NRF Vice President for Supply Chain and Customs Policy, Jonathan Gold, says retailers are actively working to lessen the impact of disruptions caused by Red Sea disruption and the restrictions in the Panama Canal.

“Cargo has been rerouted and goods are arriving where they are needed and in time to meet consumer demand despite the ongoing challenges. Retailers have been impacted by costs and shipping delays, but they are working to minimize any impact on consumers,” said Gold.

In January, U.S. ports covered by Global Port Tracker handled 1.96 million Twenty-Foot Equivalent Units (TEU), an increase of 4.7% from December and 8.6% year over year. Even though February’s numbers have not been reported yet, the Tracker has projected the month at 1.9 million TEU, up 22.7% year over year.

Ben Hackett, founder of Hackett Associates, which produces the Global Port Tracker report on behalf of the NRF, noted that carriers are avoiding the Red Sea and some cargo that previously travelled from Asia via the Red Sea and Suez Canal to the U.S. East Coast is now being rerouted around the Cape of Good Hope. The Pacific West Coast has seen an increase in cargo traffic and some ships are now crossing the Pacific and using the Panama Canal to reach the East Coast.

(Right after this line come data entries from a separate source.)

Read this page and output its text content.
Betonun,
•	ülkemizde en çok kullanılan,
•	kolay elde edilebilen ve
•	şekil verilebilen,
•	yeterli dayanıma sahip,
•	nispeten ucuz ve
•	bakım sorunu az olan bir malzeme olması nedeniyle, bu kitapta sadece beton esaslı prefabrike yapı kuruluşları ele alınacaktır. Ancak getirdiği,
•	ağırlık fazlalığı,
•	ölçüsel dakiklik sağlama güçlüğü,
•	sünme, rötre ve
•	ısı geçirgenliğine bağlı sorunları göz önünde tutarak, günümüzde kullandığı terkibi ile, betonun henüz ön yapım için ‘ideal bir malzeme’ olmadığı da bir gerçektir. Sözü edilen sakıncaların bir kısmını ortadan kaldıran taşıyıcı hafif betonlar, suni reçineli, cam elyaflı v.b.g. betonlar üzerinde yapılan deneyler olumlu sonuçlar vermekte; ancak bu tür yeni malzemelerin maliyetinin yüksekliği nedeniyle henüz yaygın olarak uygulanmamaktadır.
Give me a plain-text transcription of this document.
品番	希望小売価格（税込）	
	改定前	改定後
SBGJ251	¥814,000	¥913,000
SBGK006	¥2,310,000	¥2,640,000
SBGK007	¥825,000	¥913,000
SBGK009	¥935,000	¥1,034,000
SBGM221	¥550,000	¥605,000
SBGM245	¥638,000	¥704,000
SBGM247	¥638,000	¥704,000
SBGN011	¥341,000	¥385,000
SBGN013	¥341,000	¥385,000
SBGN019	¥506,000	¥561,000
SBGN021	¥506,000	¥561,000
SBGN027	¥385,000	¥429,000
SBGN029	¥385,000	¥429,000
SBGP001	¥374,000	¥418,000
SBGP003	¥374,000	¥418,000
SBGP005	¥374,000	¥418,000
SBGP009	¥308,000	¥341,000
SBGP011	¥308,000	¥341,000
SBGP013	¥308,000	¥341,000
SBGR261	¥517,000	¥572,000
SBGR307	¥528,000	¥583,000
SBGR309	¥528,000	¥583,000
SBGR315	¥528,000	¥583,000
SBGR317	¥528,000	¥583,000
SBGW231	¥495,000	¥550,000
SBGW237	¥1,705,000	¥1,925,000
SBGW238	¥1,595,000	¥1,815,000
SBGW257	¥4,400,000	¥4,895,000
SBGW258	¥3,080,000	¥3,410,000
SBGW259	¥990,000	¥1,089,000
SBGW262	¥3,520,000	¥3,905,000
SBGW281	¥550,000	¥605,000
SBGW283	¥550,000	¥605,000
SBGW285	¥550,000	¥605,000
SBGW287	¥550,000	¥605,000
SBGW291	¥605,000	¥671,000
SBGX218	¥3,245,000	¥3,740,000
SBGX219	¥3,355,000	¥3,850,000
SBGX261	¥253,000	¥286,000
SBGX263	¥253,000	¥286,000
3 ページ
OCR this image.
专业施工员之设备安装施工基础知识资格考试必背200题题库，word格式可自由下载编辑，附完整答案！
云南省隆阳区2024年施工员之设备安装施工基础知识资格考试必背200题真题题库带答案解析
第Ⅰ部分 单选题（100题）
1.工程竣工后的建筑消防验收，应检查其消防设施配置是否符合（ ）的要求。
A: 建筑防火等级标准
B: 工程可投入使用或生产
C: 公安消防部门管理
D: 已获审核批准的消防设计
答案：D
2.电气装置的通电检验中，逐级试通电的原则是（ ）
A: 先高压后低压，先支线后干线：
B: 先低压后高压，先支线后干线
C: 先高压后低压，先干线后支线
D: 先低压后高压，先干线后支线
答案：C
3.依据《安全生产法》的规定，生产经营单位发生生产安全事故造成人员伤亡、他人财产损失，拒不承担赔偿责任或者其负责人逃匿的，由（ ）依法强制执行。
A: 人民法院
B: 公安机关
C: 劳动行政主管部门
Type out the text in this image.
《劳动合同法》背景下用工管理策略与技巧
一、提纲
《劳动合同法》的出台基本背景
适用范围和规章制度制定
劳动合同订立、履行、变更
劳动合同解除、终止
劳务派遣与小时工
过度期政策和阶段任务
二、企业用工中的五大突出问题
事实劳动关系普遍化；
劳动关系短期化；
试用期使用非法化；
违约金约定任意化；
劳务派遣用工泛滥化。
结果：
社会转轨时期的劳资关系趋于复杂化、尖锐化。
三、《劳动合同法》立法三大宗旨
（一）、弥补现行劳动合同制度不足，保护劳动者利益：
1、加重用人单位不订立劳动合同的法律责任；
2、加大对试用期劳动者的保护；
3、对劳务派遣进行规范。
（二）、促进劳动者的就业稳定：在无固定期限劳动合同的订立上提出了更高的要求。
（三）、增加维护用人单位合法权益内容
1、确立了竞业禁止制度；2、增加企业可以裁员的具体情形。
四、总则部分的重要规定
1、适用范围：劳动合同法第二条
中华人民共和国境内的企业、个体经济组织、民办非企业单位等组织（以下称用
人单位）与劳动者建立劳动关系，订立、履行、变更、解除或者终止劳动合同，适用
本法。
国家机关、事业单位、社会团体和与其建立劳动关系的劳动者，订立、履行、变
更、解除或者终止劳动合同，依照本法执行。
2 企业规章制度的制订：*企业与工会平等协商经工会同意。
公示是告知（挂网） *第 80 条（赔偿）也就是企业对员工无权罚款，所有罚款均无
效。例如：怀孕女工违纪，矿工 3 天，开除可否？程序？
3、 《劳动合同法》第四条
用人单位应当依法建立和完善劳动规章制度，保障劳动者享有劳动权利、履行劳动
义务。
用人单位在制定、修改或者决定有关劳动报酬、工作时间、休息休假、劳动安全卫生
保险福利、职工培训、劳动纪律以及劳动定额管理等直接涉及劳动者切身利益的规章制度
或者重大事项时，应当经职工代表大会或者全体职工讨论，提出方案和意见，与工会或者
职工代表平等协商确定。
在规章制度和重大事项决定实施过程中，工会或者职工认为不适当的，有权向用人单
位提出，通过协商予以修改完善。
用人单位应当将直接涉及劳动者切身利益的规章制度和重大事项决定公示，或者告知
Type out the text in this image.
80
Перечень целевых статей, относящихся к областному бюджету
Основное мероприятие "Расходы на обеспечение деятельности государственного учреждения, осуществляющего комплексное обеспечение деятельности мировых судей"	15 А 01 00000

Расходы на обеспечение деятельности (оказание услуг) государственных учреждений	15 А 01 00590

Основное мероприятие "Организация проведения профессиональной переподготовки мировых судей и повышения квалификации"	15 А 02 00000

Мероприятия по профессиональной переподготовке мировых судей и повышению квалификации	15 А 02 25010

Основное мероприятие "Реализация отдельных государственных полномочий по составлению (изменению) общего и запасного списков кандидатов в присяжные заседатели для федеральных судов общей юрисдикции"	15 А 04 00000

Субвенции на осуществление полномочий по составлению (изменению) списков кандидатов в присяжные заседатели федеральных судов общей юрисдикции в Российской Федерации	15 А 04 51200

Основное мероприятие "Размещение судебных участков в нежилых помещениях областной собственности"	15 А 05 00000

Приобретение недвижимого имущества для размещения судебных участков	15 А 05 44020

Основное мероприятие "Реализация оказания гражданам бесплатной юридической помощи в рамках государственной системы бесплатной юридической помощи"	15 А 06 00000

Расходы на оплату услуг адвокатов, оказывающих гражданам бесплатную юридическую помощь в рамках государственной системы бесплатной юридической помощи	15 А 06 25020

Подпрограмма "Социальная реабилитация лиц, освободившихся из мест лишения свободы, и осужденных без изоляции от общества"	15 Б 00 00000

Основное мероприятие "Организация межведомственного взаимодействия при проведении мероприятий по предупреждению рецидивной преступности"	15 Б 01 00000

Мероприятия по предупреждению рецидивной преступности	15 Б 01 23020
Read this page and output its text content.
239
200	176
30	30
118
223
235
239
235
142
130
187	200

Hackett says despite these shipping disruptions, global trade continues to flow smoothly and fears of inflation due to increased transportation costs should be alleviated as retailers and carriers adjust to new routes and schedules.

“Retailers and their carrier partners are adjusting to the re-routings and new schedules, which add new costs but those can be partially offset by not having to sail up the Red Sea and not having to pay Suez Canal transit costs. This will continue until there is a resolution and freedom of navigation through the Red Sea and Suez Canal,” said Hackett.

The first half of 2024 is expected to total 11.5 million TEU, showing an increase of 7.8% from the same period last year, according to the report.